Antes que ele chegasse ao balcão, ouvi uma voz feminina, talvez a de minha mãe, a sussurrar em meu ouvido: “É o remendão, dê a ele o melhor quarto, o da esquerda, que a janela dá para a velha mangueira”. Procurei por minha mãe ao meu lado, atrás de mim, encontrei-a no meio do salão, servindo a janta aos hóspedes. Hoje, pensando bem, vendo o acontecimento por uma nova perspectiva, através da visão retroativa que só a idade avançada e um caleidoscópio concedem, com certeza não era a voz de minha mãe. Quando esse tipo de coisa acontece, ou seja, ouvir vozes que a sabedoria popular nomeia como “vindas do além”, é de bom alvitre não ficar se perguntando de onde vêm ou de quem são, sob a pena de se perder a aptidão de ouvi-las, fato que remete ao poeta inglês William Blake, o qual felizmente convivia com os anjos, mesmo na idade adulta, apesar de ter levado uns bons croques da mãe quando ele, um dia, inocentemente contou a ela que os anjos tinham lhe confidenciado isso e aquilo. O que é, afinal, a realidade? A uma velha alma como eu, a quem o mundo das aparências já diz tão pouco, o que resta além das lembranças de um tempo aparentemente feliz e inocente, no qual ainda se está aberta às possibilidades?

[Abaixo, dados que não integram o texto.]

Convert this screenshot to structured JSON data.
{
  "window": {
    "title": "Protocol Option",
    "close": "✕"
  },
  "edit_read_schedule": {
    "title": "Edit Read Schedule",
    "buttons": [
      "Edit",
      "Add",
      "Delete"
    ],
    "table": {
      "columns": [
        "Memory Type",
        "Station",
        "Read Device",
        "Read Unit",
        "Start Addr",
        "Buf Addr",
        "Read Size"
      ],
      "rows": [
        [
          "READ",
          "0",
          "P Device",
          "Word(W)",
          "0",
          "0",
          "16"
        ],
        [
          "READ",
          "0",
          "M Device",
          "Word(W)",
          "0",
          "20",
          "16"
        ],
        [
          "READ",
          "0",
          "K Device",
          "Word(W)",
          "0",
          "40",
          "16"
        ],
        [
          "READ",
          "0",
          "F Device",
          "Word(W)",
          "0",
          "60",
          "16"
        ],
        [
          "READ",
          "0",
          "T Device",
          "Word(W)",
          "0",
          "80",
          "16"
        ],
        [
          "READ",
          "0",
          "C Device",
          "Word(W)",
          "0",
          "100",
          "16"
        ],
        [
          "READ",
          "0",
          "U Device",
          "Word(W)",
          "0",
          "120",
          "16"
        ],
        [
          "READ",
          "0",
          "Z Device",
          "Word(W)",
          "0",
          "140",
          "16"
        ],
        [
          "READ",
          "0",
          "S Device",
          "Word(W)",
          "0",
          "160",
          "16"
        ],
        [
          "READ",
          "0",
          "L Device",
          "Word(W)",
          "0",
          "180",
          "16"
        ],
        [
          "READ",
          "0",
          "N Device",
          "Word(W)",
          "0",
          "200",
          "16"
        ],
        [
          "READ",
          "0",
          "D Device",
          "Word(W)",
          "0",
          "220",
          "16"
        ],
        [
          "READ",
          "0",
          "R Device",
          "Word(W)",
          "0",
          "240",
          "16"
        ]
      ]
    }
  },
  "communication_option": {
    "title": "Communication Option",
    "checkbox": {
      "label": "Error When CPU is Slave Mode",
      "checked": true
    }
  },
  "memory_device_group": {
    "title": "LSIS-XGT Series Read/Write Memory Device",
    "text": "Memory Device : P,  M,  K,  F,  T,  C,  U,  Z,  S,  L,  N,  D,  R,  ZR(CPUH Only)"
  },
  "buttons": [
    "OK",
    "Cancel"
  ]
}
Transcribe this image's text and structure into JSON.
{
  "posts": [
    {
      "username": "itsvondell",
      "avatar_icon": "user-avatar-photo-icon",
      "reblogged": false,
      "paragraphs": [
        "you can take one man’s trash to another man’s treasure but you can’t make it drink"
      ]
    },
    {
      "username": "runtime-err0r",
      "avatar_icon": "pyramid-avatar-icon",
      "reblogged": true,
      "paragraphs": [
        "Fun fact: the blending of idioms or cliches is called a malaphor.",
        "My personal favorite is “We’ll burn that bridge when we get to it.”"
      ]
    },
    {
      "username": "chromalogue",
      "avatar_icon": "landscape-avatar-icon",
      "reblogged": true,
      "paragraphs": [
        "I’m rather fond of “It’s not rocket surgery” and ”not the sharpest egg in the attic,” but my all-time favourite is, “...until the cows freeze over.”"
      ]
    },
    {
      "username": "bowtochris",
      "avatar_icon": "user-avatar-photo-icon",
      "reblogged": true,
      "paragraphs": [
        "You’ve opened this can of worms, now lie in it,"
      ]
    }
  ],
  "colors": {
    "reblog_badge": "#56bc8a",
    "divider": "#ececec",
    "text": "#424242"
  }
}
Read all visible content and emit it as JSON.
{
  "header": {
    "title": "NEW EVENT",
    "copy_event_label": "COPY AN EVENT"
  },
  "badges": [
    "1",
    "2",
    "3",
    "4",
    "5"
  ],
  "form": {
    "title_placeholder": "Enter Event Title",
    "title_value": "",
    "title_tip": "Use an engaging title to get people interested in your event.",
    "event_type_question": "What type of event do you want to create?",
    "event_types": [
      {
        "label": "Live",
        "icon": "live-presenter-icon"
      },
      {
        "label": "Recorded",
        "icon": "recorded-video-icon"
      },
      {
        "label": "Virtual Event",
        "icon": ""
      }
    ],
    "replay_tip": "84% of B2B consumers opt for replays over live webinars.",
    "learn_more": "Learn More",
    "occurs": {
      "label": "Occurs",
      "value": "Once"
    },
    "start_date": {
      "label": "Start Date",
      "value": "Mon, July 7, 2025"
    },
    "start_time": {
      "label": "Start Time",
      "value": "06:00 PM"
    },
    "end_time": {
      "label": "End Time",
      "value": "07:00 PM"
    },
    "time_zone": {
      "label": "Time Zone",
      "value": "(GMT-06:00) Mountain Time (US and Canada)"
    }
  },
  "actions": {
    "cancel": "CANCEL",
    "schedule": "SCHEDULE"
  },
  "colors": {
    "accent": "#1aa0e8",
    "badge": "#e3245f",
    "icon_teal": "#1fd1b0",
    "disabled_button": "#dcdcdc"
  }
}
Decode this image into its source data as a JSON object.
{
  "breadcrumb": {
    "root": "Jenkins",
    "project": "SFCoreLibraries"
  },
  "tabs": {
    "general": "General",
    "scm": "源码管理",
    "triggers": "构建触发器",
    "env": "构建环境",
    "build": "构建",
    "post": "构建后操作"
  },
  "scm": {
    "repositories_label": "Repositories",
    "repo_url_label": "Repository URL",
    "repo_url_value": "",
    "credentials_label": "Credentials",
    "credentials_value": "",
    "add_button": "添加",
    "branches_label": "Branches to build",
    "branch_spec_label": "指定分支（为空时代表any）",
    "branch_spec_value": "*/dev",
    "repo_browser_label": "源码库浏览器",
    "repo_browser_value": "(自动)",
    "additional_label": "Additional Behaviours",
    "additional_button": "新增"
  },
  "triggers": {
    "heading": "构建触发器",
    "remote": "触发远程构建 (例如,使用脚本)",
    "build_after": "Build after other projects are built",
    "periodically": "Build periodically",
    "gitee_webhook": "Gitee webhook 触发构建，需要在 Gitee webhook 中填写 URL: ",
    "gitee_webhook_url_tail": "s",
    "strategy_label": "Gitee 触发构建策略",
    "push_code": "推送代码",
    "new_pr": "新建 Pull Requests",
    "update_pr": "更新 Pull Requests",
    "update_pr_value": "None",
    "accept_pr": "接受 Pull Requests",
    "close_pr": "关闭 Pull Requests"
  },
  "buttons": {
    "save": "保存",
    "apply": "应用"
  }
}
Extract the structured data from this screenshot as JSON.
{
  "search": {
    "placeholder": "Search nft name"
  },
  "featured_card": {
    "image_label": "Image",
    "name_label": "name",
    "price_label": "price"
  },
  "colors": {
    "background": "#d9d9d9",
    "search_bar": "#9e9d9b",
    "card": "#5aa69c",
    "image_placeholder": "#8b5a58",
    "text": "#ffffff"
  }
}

Perguntei à minha mãe se ela sabia o nome do recém-chegado, enquanto ele se afastava, levando a chave do quarto 4B. Sem se virar, o remendão respondeu:
– Digamos que seja Jacob!
Devo acrescentar que, apesar de ele não ter voltado o rosto em minha direção, percebi um sorriso. E como se percebe o sorriso em alguém que não está olhando para você? Sei que é difícil explicar, o que sei é que isso ocorreu de verdade, e essa verdade me basta. Não quero confundir ninguém, talvez seja como perceber que alguém, do outro lado do telefone, está mentindo. Talvez você já tenha passado por experiência semelhante. O que sei é que a mentira, assim como o sorriso, tem o poder de se manifestar com muita clareza, desde que ninguém a veja. Experimente, antes de se deitar à noite, sentar-se à beira da cama e esboçar um sorriso franco para essa entidade vaga a que damos o nome de humanidade, mesmo que o seu dia tenha sido atribulado, mesmo tendo sofrido a perseguição dos contemporâneos.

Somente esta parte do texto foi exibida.